Conséquences psychologiques de l’enfermement en centre fermé.
(d’après des témoignages / 2008-2009)
(BRUGES- 127BIS)
Pendant la détention administrative, le détenu reçoit un minimum d’informations souvent inexactes au sujet de la durée de la détention et des aides provisoires.
Pendant cette période qui peut durer plusieurs mois, on observe les situations suivantes :
1. Le détenu nourrit des doutes, des interrogations et de l’incompréhension au niveau des raisons, de la durée et de la finalité de la détention. La vie y est pire qu’en prison, il n’a pas commis de crime.
2. Le détenu administratif est appelé et désigné par un matricule, ex. B.4, il n’a plus de nom, de prénom, d’origine, il est dépersonnalisé.
3. le mode de vie est inhumain et non respectueux de l’intimité de l’individu et non conforme à une vie dans la dignité. Les communications téléphoniques sont surveillées. En cas de réclamation ou de refus d’obéir, les punitions et les représailles sont appliquées : coupure de téléphone, injure, coups, cachot
Il y a des organisations d’activités infantilisantes : jeux, collage de cartes, etc. Il y a surpopulation.
4. Le détenu qui a perdu son identité et son intimité sombre petit à petit dans la dépression nerveuse, qui peut mener au suicide.
Cette dépression se présente sous la forme de
- désespoir
- crise de larmes
- décompensation psychologique
- crises d’angoisses
- insomnies
- tentative de suicide (pendaison à Bruges)
- geste de désespoir (verre cassé avalé – tentative de suicide)
5. Le détenu comprend vite qu’il ne peut ni se fier ni se confier, et sombre dans le découragement et le sentiment de solitude totale, coupé du monde réel et ceci à durée indéterminée.
6. Apparition de syndrome de Stockholm :
Le personnel y compris les médecins se répartissent le rôle du gentil confident, du conseiller amical et le rôle du gardien méchant, des chefs agressifs. Il n’est qu’un pantin dans les mains d’une équipe qui exerce la toute-puissance.
7. Les détenus vivent une vie morne, vide, lassante, et se replient sur eux-mêmes.
8. Le détenu se voit proposer des substances dangereuses, qui provoquent une dépendance, par les infirmiers et les médecins, comme seule solution à leur mal-être, en cas de refus, c’est la mise à la porte du bureau et le cachot.
ex . : Nozinan ® neuroleptique puissant.
9. Le détenu se trouve sans argent, mais il en a besoin pour téléphoner, il ne peut pas gagner de l’argent, seulement des points en faisant des corvées pour la collectivité.
10. Le détenu perd le contact avec la réalité et avec la vie à l’extérieur.
Il présente des troubles spatio-temporels. Il n’a pas de futur, le temps ne passe pas, il n’a plus de repères.
11. Il est difficile d’avoir, pour le détenu, des contacts avec l’extérieur. Les contacts avec la Ligue des droit de l’homme, est mal vu et mal considéré, le détenu est alors vu et traité comme un mauvais sujet.

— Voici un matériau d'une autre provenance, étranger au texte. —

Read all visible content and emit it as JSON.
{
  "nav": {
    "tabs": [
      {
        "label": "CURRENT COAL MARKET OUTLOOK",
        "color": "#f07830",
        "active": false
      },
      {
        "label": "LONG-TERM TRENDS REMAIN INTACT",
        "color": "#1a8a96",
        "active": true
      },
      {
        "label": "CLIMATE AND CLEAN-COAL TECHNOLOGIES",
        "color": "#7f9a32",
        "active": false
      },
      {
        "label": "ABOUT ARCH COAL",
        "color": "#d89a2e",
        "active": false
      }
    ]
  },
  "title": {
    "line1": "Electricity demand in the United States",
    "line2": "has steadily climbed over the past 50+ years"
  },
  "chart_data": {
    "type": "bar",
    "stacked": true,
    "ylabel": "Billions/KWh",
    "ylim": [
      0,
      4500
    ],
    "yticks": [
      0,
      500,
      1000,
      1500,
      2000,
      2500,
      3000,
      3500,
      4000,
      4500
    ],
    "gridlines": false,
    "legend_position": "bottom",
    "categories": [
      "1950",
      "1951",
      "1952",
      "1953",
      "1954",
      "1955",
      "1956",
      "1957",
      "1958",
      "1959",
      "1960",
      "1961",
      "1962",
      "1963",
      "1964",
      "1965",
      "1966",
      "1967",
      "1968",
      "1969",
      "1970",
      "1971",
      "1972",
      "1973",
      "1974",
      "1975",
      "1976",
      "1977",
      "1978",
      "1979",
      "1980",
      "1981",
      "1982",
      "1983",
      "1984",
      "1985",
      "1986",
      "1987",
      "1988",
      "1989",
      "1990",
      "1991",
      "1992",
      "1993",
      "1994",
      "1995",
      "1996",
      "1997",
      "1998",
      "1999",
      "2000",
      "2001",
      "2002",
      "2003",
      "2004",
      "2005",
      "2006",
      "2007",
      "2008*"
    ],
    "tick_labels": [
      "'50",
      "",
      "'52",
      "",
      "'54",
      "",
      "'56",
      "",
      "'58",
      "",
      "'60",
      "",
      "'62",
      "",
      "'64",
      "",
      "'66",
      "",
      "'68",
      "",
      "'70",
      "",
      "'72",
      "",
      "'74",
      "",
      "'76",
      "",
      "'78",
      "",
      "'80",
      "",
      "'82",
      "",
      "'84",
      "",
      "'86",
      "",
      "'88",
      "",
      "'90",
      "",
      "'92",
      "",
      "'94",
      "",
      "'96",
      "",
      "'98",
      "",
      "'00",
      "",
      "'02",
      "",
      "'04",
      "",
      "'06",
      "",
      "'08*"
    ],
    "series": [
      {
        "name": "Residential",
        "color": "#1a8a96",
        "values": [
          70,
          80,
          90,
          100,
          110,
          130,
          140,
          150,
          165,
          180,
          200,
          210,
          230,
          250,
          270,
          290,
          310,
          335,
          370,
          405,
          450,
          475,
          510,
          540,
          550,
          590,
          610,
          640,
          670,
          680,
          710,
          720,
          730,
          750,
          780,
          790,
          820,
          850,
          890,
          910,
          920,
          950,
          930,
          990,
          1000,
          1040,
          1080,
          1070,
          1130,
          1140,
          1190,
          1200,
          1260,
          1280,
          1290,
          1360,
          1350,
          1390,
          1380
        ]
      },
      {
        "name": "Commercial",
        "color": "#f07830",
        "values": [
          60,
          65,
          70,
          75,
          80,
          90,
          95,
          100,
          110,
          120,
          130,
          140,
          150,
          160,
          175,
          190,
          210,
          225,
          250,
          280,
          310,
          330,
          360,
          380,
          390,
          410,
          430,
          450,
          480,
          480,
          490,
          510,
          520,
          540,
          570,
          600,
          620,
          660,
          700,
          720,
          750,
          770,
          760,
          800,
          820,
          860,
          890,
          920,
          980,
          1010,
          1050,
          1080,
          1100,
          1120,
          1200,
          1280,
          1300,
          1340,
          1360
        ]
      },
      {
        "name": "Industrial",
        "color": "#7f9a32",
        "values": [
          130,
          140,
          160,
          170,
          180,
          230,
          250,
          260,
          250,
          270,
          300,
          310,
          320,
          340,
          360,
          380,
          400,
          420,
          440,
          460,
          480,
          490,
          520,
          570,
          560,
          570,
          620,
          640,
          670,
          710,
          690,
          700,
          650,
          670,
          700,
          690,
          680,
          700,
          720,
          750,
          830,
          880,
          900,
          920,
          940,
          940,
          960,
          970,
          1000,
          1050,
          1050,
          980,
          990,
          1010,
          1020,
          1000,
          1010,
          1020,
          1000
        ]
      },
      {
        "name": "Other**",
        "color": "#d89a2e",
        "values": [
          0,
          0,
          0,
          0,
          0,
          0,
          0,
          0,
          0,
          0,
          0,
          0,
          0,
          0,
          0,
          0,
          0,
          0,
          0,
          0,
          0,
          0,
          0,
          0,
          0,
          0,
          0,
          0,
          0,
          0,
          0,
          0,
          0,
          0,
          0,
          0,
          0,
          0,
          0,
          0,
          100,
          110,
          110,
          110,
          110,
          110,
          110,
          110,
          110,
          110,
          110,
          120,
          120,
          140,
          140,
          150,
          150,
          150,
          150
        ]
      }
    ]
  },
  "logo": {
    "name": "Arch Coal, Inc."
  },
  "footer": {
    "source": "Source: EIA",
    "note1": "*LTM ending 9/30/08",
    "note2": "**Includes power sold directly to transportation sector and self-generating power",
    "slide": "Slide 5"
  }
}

12. Le séjour en centre fermé se termine parfois par une expulsion dans une ville du pays d’origine, il y a jusqu’à cinq policiers pour un détenu, il est bâillonné et attaché au niveau des poignets et des chevilles, certains policiers donnent des coups sur le thorax, ce qui blesse le détenu. A la maltraitance psychique se rajoute l’humiliation et la maltraitance physique.
Le détenu se sent cassé.
Les blessures consécutives aux coups et à la brutalité exercée lors de l’expulsion sont des ecchymoses, des hématomes, des fêlures et fractures costales. (Les douleurs costales se font encore sentir six à huit semaines après l’accident ! ).
13. Il y a des femmes enceintes, des enfants dans le centre 127bis.
14. pendant sa détention, le détenu peut développer des troubles définitifs, cardiovasculaires, psychomoteurs, des névroses d’angoisse, des épisodes de paranoïa, des dépendances médicamenteuses d’iatrogéene et une dégradation sévère psycho-physique.
EN CONCLUSION
Un certain nombre de detenus presentent dans les mois qui suivent leur libertion ou leur expulsion, un SYNDROME POST-TRAUMATIQUE (voir DMS IV) soit de type court (quelques semaines) soit de type long ( quelques mois ou quelques années)
Le syndrome demande une therapie adequate et parfois un traitement medicale.
On ne peut evaluer la duree d’un tel syndrome. Les sequelles sont multiples, dificiles a vivre pour l’individu et constituent un handicap reel dans une vie normale.
Un etre humain peut suite a un enfermement dans un centre fermé devenir un etre blesse, casse, dont l’existence est et sera tres difficile jour apres jour.